Já falei bem da cenografia no começo do texto, mas volto a ressaltar o ótimo trabalho da equipe de arte, que basicamente precisou arrumar duas boas locações, uma fazenda de café com uma casa aonde puderam decorar até de forma bem limpa e clássica para ter as nuances ali (talvez tenham ficado com medo de quebrar algo ou bagunçar demais a locação alugada), e uma estação de trem com um trem de passageiros em funcionamento, pois ali também acontecem algumas cenas, ou seja, um trabalho que com certeza foi bem árduo para ser preparado, mas que o resultado final acabou incrível de ver. Diria até mais, que a equipe foi precisa para simbolizar o tempo da escravidão e unir isso ao lado sombrio de um mistério com as escolhas feitas, de tal maneira que a equipe de fotografia só precisou de alguns efeitos de fumaça, algumas lentes mais escuras e claro trabalhar com muita iluminação de velas e lampiões para que o tom ficasse condizente tanto com a época como para criar o clima que um bom suspense exige, ou seja, tudo simples, mas impecável.

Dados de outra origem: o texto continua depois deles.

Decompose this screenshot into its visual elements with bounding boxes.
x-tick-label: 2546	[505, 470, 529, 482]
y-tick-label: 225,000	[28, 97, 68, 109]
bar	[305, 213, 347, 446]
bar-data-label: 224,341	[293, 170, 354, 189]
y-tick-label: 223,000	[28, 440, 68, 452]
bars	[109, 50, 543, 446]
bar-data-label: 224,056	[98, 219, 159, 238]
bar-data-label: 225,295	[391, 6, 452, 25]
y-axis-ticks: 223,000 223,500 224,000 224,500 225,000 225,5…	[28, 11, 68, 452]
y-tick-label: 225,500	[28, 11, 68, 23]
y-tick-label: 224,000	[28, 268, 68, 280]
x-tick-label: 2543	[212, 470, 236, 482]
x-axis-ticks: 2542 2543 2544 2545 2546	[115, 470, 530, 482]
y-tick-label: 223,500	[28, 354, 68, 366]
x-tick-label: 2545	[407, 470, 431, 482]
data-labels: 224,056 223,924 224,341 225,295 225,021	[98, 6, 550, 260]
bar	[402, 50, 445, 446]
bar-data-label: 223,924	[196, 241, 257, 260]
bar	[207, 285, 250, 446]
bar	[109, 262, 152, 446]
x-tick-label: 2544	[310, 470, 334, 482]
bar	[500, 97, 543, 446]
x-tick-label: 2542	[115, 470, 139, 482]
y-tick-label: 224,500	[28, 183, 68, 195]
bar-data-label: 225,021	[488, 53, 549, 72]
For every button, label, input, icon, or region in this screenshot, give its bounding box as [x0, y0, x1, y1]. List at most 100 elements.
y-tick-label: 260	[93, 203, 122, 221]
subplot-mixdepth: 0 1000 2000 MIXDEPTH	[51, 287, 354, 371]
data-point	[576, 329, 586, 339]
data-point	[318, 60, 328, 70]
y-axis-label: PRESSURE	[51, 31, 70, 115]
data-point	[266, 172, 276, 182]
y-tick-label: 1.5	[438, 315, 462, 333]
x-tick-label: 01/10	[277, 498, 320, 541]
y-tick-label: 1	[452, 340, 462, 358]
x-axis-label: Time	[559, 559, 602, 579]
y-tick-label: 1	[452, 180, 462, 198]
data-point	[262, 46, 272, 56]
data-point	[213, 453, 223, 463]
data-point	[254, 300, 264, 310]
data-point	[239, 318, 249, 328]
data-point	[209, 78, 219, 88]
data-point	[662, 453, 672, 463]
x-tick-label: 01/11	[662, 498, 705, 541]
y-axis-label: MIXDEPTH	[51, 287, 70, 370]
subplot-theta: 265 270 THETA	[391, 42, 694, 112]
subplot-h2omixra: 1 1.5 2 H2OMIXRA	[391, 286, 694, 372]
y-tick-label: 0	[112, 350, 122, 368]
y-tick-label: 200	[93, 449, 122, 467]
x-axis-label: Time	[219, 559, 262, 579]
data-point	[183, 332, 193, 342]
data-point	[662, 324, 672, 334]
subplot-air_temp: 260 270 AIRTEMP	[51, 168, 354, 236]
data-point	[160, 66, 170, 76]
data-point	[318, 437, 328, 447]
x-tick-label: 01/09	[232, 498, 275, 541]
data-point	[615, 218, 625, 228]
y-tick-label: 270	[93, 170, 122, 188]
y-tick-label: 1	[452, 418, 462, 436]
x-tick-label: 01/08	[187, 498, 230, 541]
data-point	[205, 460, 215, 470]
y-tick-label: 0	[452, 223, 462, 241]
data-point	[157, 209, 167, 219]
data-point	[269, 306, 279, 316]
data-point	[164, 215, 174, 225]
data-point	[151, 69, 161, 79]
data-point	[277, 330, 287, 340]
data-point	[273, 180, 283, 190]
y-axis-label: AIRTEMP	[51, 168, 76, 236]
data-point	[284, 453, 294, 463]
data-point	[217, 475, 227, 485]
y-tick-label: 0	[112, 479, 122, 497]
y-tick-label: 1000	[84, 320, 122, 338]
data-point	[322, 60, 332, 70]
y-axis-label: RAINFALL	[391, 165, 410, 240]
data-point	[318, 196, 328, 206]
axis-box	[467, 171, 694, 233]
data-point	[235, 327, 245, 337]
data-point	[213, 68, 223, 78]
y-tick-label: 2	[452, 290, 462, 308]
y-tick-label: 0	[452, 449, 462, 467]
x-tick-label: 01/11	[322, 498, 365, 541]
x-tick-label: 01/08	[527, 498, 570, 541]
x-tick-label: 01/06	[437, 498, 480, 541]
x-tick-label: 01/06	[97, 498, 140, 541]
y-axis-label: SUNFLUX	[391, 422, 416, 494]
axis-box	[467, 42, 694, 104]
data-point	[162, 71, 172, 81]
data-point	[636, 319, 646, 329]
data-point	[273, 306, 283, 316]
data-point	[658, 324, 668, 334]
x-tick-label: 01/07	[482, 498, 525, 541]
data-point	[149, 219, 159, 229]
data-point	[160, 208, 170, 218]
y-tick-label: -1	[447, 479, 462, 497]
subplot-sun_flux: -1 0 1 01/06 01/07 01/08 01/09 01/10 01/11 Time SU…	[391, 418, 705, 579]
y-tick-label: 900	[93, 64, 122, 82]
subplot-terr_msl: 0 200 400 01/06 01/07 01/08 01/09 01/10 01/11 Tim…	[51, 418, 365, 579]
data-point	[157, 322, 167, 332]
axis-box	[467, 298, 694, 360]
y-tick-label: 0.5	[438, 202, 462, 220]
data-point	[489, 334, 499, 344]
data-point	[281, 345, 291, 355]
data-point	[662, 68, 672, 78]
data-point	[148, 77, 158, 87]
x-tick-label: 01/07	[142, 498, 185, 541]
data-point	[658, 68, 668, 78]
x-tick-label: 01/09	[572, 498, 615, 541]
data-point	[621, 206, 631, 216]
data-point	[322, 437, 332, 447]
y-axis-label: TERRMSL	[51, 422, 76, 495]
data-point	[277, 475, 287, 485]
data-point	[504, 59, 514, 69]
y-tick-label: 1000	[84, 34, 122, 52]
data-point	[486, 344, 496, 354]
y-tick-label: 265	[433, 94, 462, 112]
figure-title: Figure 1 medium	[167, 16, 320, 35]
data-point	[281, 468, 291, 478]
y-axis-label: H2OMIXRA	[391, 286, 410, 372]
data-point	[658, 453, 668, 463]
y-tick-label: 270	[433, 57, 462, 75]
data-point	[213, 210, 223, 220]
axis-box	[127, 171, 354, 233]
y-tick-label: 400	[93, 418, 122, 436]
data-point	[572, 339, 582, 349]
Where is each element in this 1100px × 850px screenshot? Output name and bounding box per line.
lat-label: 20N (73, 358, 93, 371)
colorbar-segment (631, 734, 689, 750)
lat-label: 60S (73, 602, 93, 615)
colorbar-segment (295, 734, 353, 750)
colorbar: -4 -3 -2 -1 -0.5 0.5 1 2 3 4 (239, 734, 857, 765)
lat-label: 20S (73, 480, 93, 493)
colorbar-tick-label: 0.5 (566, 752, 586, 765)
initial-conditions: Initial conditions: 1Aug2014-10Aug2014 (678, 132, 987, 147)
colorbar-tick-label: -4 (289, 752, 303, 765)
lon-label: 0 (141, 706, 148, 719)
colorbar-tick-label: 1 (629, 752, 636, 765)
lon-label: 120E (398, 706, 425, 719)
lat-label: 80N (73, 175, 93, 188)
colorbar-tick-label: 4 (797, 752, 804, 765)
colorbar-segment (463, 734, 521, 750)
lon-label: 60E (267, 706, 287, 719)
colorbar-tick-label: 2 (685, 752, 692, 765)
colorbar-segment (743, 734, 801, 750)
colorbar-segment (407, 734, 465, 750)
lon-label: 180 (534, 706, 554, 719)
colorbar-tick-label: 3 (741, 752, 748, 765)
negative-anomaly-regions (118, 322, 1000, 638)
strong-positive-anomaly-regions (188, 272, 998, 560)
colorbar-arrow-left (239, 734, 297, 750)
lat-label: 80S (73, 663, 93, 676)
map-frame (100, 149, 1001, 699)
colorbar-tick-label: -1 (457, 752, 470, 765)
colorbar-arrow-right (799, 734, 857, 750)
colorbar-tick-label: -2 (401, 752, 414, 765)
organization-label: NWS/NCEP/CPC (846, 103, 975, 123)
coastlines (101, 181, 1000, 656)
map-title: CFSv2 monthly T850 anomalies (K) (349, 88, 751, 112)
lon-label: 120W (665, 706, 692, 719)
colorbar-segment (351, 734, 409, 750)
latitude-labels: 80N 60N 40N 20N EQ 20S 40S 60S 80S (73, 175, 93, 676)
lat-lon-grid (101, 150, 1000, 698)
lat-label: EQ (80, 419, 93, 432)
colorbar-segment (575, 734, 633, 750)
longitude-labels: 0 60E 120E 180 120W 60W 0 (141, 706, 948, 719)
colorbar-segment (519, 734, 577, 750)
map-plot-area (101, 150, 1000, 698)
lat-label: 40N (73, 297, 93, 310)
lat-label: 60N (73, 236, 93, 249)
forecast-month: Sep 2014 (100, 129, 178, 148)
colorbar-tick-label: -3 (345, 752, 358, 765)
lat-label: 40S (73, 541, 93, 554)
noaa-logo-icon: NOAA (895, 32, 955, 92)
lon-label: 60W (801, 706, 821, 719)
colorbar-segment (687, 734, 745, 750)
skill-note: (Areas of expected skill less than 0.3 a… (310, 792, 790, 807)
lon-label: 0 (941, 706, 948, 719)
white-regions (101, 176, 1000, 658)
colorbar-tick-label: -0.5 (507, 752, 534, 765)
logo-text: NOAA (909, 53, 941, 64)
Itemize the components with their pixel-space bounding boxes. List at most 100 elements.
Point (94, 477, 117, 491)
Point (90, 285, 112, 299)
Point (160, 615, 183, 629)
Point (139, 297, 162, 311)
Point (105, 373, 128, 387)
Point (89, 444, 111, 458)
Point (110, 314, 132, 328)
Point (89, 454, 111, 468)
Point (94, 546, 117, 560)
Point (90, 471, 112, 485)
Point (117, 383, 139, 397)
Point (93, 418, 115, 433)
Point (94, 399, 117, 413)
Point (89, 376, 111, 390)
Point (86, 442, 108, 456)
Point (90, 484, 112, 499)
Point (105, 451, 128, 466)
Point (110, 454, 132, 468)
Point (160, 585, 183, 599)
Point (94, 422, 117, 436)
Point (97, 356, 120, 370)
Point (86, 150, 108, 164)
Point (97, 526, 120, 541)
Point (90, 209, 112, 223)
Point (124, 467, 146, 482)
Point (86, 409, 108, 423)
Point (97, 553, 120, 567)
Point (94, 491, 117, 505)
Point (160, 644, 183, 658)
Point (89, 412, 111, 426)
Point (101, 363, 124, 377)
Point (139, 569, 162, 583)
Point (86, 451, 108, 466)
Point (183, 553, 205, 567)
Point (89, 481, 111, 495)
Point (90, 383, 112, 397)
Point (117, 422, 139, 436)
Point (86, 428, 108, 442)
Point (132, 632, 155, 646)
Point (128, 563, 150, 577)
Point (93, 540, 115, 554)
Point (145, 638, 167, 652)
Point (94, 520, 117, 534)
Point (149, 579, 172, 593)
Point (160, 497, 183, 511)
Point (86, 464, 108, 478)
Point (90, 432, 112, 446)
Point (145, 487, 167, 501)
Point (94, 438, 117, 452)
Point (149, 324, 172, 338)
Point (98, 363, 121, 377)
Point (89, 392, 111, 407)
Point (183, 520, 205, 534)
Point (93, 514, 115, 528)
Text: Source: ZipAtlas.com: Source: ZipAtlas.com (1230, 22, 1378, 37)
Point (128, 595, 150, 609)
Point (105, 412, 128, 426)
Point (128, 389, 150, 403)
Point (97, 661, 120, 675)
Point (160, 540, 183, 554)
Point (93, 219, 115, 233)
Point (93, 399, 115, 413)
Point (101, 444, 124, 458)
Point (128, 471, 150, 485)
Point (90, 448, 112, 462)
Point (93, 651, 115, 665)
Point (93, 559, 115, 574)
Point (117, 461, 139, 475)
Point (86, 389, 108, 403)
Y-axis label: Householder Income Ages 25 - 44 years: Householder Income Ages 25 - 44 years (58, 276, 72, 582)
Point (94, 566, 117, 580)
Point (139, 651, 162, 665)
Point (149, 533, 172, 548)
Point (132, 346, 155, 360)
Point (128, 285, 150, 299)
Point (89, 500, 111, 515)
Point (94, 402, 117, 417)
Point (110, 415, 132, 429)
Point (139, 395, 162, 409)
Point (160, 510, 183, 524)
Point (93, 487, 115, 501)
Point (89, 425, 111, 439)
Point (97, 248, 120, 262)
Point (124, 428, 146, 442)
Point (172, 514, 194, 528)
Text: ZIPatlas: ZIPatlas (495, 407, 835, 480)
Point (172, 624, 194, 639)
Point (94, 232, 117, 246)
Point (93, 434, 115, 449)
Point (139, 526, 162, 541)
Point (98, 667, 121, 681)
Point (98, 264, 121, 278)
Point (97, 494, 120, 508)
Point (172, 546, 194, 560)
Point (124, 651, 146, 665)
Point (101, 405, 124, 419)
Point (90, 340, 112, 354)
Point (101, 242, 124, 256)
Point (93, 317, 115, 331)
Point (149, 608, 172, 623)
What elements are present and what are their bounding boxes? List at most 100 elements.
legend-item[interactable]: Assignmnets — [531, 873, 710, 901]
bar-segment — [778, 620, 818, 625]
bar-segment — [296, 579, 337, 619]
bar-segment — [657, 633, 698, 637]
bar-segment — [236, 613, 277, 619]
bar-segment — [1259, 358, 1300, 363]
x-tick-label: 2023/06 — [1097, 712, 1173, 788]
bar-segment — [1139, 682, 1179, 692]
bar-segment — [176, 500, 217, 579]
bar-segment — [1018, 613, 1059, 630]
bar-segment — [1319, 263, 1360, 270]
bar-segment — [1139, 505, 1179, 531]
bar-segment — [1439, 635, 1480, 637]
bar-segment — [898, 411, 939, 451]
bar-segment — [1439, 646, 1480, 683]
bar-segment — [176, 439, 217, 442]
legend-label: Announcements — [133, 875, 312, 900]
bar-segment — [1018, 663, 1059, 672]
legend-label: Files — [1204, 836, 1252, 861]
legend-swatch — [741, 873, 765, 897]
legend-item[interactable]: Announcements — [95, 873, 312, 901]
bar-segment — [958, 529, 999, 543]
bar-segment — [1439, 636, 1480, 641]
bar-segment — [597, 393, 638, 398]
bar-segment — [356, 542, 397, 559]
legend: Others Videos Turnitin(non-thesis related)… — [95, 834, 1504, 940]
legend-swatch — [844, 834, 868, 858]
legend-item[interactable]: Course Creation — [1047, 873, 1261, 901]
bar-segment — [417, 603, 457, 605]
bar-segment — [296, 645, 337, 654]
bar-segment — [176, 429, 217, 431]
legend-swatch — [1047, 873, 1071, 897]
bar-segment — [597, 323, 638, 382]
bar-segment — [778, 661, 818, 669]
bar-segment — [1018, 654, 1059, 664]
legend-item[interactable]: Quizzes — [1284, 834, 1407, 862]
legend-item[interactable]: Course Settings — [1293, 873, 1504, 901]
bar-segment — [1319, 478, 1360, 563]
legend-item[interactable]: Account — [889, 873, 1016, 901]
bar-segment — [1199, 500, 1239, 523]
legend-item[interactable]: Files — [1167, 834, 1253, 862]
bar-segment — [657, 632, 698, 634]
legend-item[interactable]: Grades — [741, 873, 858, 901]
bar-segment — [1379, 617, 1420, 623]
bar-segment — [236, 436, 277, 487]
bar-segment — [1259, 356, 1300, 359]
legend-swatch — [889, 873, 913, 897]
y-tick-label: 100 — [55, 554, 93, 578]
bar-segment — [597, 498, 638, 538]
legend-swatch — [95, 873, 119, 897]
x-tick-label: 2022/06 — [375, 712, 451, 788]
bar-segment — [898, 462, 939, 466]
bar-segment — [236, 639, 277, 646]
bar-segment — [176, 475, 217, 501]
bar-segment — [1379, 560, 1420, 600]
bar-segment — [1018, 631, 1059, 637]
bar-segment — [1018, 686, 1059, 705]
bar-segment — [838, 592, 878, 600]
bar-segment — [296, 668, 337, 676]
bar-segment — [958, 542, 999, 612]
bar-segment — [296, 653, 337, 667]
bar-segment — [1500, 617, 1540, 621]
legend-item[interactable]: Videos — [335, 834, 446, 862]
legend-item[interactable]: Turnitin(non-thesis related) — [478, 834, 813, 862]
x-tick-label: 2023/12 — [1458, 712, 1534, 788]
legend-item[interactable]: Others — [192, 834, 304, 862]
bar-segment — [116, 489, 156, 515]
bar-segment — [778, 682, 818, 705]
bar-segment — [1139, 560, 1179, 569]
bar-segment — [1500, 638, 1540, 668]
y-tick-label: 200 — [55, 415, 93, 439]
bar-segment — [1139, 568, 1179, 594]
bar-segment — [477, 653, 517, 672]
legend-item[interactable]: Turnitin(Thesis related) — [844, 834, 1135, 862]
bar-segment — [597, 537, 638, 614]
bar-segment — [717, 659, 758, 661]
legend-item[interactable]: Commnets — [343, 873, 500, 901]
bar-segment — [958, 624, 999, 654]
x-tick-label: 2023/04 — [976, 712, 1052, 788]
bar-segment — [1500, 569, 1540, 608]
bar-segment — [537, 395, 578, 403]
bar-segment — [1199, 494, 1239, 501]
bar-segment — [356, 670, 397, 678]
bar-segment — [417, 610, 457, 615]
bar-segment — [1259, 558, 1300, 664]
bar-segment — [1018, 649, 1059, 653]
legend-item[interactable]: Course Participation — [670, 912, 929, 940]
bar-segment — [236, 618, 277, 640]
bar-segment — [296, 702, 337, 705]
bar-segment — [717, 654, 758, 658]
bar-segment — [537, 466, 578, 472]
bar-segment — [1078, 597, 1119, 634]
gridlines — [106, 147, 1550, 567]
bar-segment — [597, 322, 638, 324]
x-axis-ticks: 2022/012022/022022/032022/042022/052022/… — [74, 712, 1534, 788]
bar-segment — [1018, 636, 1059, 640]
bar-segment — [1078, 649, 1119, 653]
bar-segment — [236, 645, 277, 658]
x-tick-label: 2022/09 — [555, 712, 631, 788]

Ou seja, temos um filme que vale a pena ser assistido, e recomendo com certeza. Como disse até possui alguns defeitinhos, mas que são relevantes perante o tamanho da produção e o resultado que consegue atingir, valendo tanto como um bom exemplar fora dos moldes que tanto andamos vendo nos longas nacionais, como um bom suspense pela ideia passada, mesmo que já tenha sido vista interpretada por outras pessoas. Enfim, vá ao cinema e confira para que como disse, termos mais longas diferentes dentro do nosso cinema nacional. Bem é isso pessoal, fico por aqui hoje, mas volto em breve com a grande estreia da semana, então abraços e até mais.